Light_FAMD

REFERENCE TO PROJECT: prince

THE MAIN DIFFERENCES AS SHOWN BELOW:

LIGHTER: REMOVE REPETITIVE CALCULATION,ACCELERATING MAIN CALCULATION.
MORE STANDARD: EACH ALGORITHM IMPLEMENTS fit,transform,fit_transform METHODS FOLLOWING THE MAIN STRUCTURE of scikit-learn API

Light_FAMD is a library for prcessing factor analysis of mixed data. This includes a variety of methods including principal component analysis (PCA) and multiply correspondence analysis (MCA). The goal is to provide an efficient and light implementation for each algorithm along with a scikit-learn API.

Usage

import numpy as np; np.random.set_state(42)  # This is for doctests reproducibility

Guidelines

Each base estimator(CA,PCA) provided by Light_FAMD extends scikit-learn's (TransformerMixin,BaseEstimator).which means we could use directly fit_transform,and (set_params,get_params) methods.

Under the hood Light_FAMD uses a randomised version of SVD. This algorithm finds a (usually very good) approximate truncated singular value decomposition using randomization to speed up the computations. It is particularly fast on large matrices on which you wish to extract only a small number of components.
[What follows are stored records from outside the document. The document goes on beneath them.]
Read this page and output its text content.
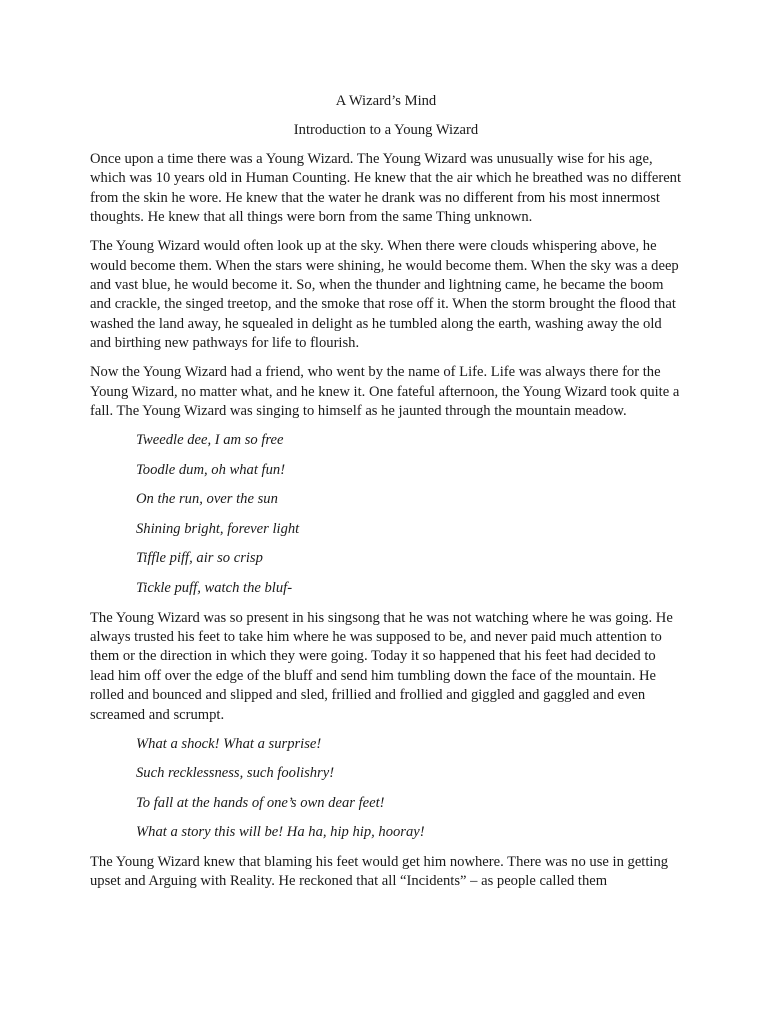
A Wizard’s Mind

Introduction to a Young Wizard

Once upon a time there was a Young Wizard. The Young Wizard was unusually wise for his age, which was 10 years old in Human Counting. He knew that the air which he breathed was no different from the skin he wore. He knew that the water he drank was no different from his most innermost thoughts. He knew that all things were born from the same Thing unknown.

The Young Wizard would often look up at the sky. When there were clouds whispering above, he would become them. When the stars were shining, he would become them. When the sky was a deep and vast blue, he would become it. So, when the thunder and lightning came, he became the boom and crackle, the singed treetop, and the smoke that rose off it. When the storm brought the flood that washed the land away, he squealed in delight as he tumbled along the earth, washing away the old and birthing new pathways for life to flourish.

Now the Young Wizard had a friend, who went by the name of Life. Life was always there for the Young Wizard, no matter what, and he knew it. One fateful afternoon, the Young Wizard took quite a fall. The Young Wizard was singing to himself as he jaunted through the mountain meadow.

Tweedle dee, I am so free

Toodle dum, oh what fun!

On the run, over the sun

Shining bright, forever light

Tiffle piff, air so crisp

Tickle puff, watch the bluf-

The Young Wizard was so present in his singsong that he was not watching where he was going. He always trusted his feet to take him where he was supposed to be, and never paid much attention to them or the direction in which they were going. Today it so happened that his feet had decided to lead him off over the edge of the bluff and send him tumbling down the face of the mountain. He rolled and bounced and slipped and sled, frillied and frollied and giggled and gaggled and even screamed and scrumpt.

What a shock! What a surprise!

Such recklessness, such foolishry!

To fall at the hands of one’s own dear feet!

What a story this will be! Ha ha, hip hip, hooray!

The Young Wizard knew that blaming his feet would get him nowhere. There was no use in getting upset and Arguing with Reality. He reckoned that all “Incidents” – as people called them
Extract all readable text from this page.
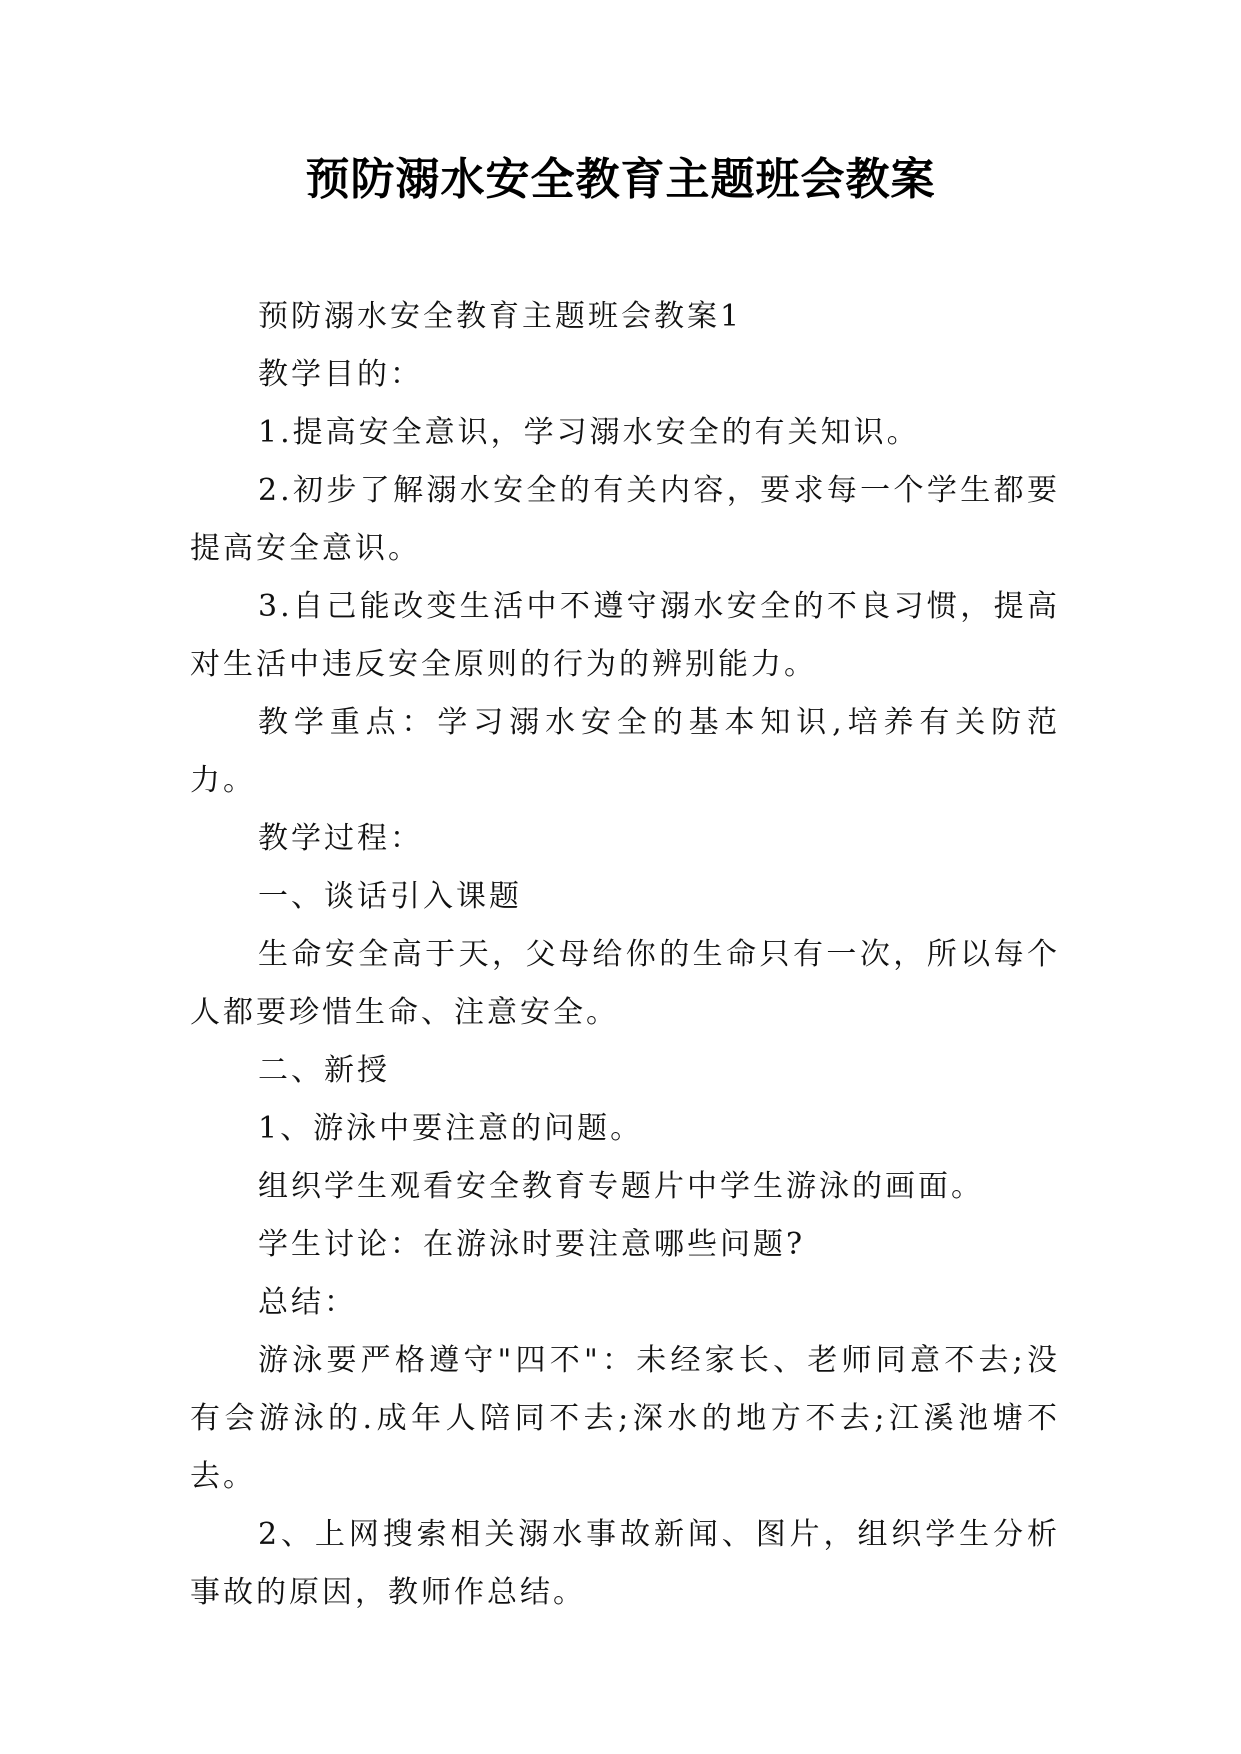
预防溺水安全教育主题班会教案

预防溺水安全教育主题班会教案1

教学目的：

1.提高安全意识，学习溺水安全的有关知识。

2.初步了解溺水安全的有关内容，要求每一个学生都要提高安全意识。

3.自己能改变生活中不遵守溺水安全的不良习惯，提高对生活中违反安全原则的行为的辨别能力。

教学重点：学习溺水安全的基本知识,培养有关防范力。

教学过程：

一、谈话引入课题

生命安全高于天，父母给你的生命只有一次，所以每个人都要珍惜生命、注意安全。

二、新授

1、游泳中要注意的问题。

组织学生观看安全教育专题片中学生游泳的画面。

学生讨论：在游泳时要注意哪些问题?

总结：

游泳要严格遵守"四不"：未经家长、老师同意不去;没有会游泳的.成年人陪同不去;深水的地方不去;江溪池塘不去。

2、上网搜索相关溺水事故新闻、图片，组织学生分析事故的原因，教师作总结。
In order to obtain further speed up, n_iter can be set <=2 (at the cost of loss of precision). However if you want reproducible results then you should set the random_state parameter.

In this package,inheritance relationship as shown below(A->B:A is superclass of B):

PCA -> MFA -> FAMD
CA ->MCA

You are supposed to use each method depending on your situation:

All your variables are numeric: use principal component analysis (PCA)
You have a contingency table: use correspondence analysis (CA)
You have more than 2 variables and they are all categorical: use multiple correspondence analysis (MCA)
You have groups of categorical or numerical variables: use multiple factor analysis (MFA)
You have both categorical and numerical variables: use factor analysis of mixed data (FAMD)
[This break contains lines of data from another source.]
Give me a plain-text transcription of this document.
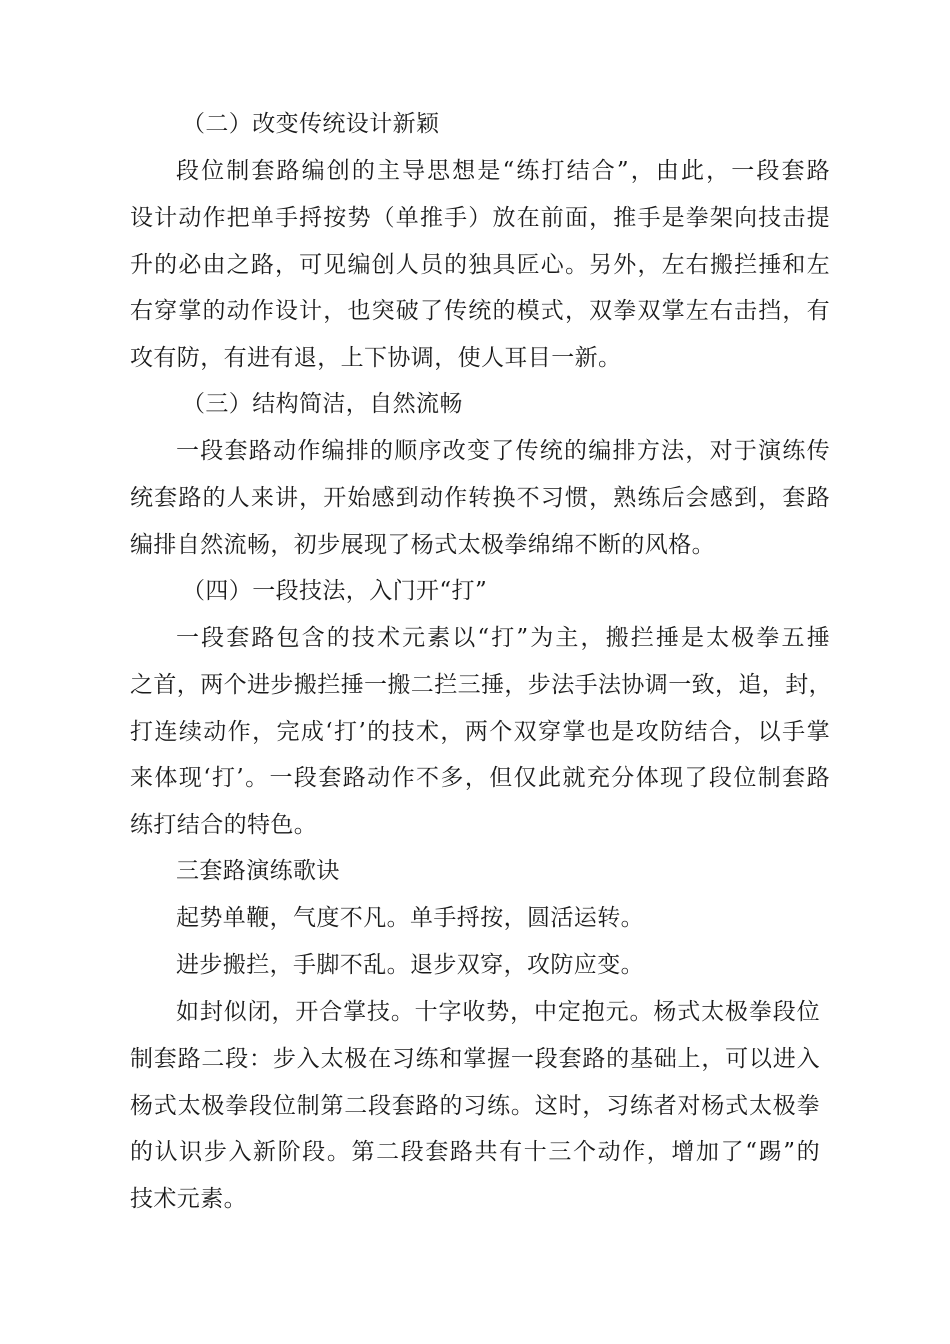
（二）改变传统设计新颖
段位制套路编创的主导思想是“练打结合”，由此，一段套路
设计动作把单手捋按势（单推手）放在前面，推手是拳架向技击提
升的必由之路，可见编创人员的独具匠心。另外，左右搬拦捶和左
右穿掌的动作设计，也突破了传统的模式，双拳双掌左右击挡，有
攻有防，有进有退，上下协调，使人耳目一新。
（三）结构简洁，自然流畅
一段套路动作编排的顺序改变了传统的编排方法，对于演练传
统套路的人来讲，开始感到动作转换不习惯，熟练后会感到，套路
编排自然流畅，初步展现了杨式太极拳绵绵不断的风格。
（四）一段技法，入门开“打”
一段套路包含的技术元素以“打”为主，搬拦捶是太极拳五捶
之首，两个进步搬拦捶一搬二拦三捶，步法手法协调一致，追，封，
打连续动作，完成‘打’的技术，两个双穿掌也是攻防结合，以手掌
来体现‘打’。一段套路动作不多，但仅此就充分体现了段位制套路
练打结合的特色。
三套路演练歌诀
起势单鞭，气度不凡。单手捋按，圆活运转。
进步搬拦，手脚不乱。退步双穿，攻防应变。
如封似闭，开合掌技。十字收势，中定抱元。杨式太极拳段位
制套路二段：步入太极在习练和掌握一段套路的基础上，可以进入
杨式太极拳段位制第二段套路的习练。这时，习练者对杨式太极拳
的认识步入新阶段。第二段套路共有十三个动作，增加了“踢”的
技术元素。
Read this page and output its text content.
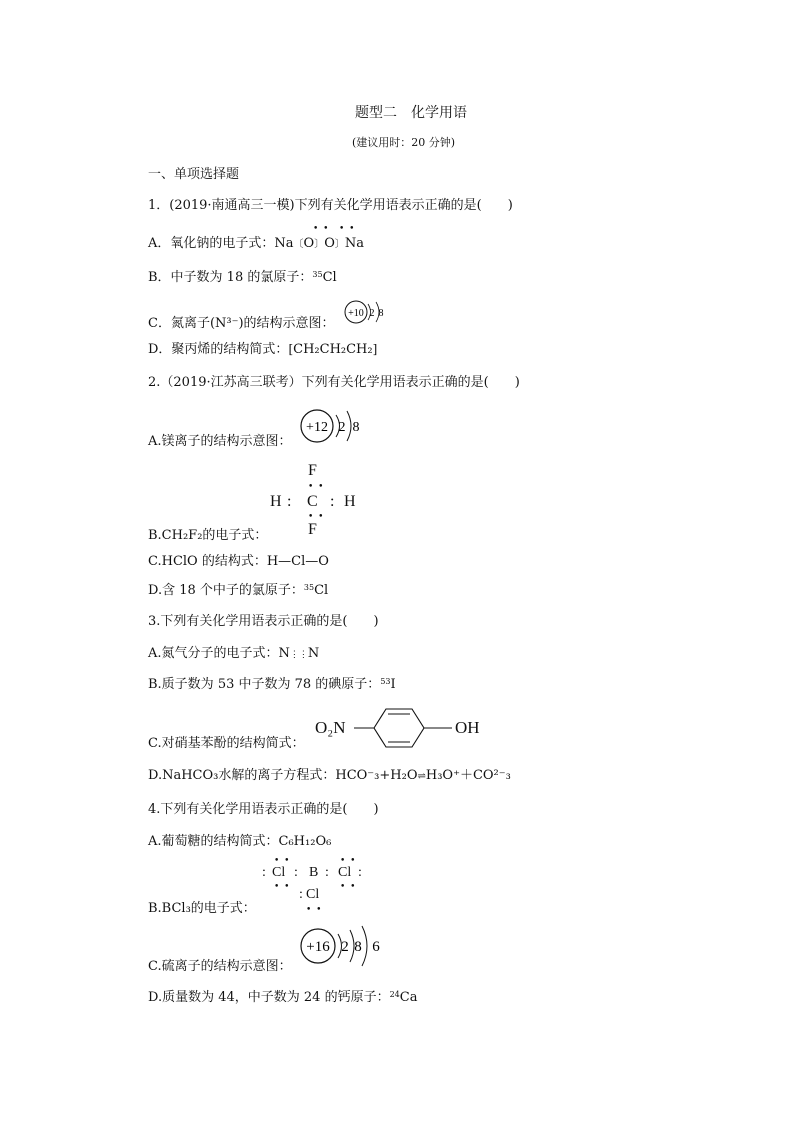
题型二　化学用语
(建议用时：20 分钟)
一、单项选择题
1．(2019·南通高三一模)下列有关化学用语表示正确的是(　　)
A．氧化钠的电子式：Na〔O〕O〕Na
• • • •
B．中子数为 18 的氯原子：$^{35}$Cl
C．氮离子(N³⁻)的结构示意图：
+10 2 8
D．聚丙烯的结构简式：[CH₂CH₂CH₂]
2.（2019·江苏高三联考）下列有关化学用语表示正确的是(　　)
A.镁离子的结构示意图：
+12 2 8
F
• •
H : C : H
• •
F
B.CH₂F₂的电子式：
C.HClO 的结构式：H—Cl—O
D.含 18 个中子的氯原子：$^{35}$Cl
3.下列有关化学用语表示正确的是(　　)
A.氮气分子的电子式：N⋮⋮N
B.质子数为 53 中子数为 78 的碘原子：$^{53}$I
O₂N	OH
C.对硝基苯酚的结构简式：
D.NaHCO₃水解的离子方程式：HCO⁻₃+H₂O⇌H₃O⁺＋CO²⁻₃
4.下列有关化学用语表示正确的是(　　)
A.葡萄糖的结构简式：C₆H₁₂O₆
• •	• •
: Cl : B : Cl :
• •	• •
: Cl
• •
B.BCl₃的电子式：
+16 2 8 6
C.硫离子的结构示意图：
D.质量数为 44，中子数为 24 的钙原子：$^{24}$Ca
Notice that Light_FAMD does't support the sparse input,see Truncated_FAMD for an alternative of sparse and big data.

Principal-Component-Analysis: PCA

PCA(rescale_with_mean=True, rescale_with_std=True, n_components=2, n_iter=3, copy=True, check_input=True, random_state=None, engine='auto'):

Args:

rescale_with_mean (bool): Whether to substract each column's mean or not.
rescale_with_std (bool): Whether to divide each column by it's standard deviation or not.
n_components (int): The number of principal components to compute.
n_iter (int): The number of iterations used for computing the SVD.
copy (bool): Whether to perform the computations inplace or not.
check_input (bool): Whether to check the consistency of the inputs or not.
engine(string):"auto":randomized_svd,"fbpca":Facebook's randomized SVD implementation
random_state(int, RandomState instance or None, optional (default=None):The seed of the -pseudo random number generator to use when shuffling the data. If int, random_state is the seed used by the random number generator; If RandomState instance, random_state is the random number generator; If None, the random number generator is the RandomState instance used by np.random. Return ndarray (M,k),M:Number of samples,K:Number of components.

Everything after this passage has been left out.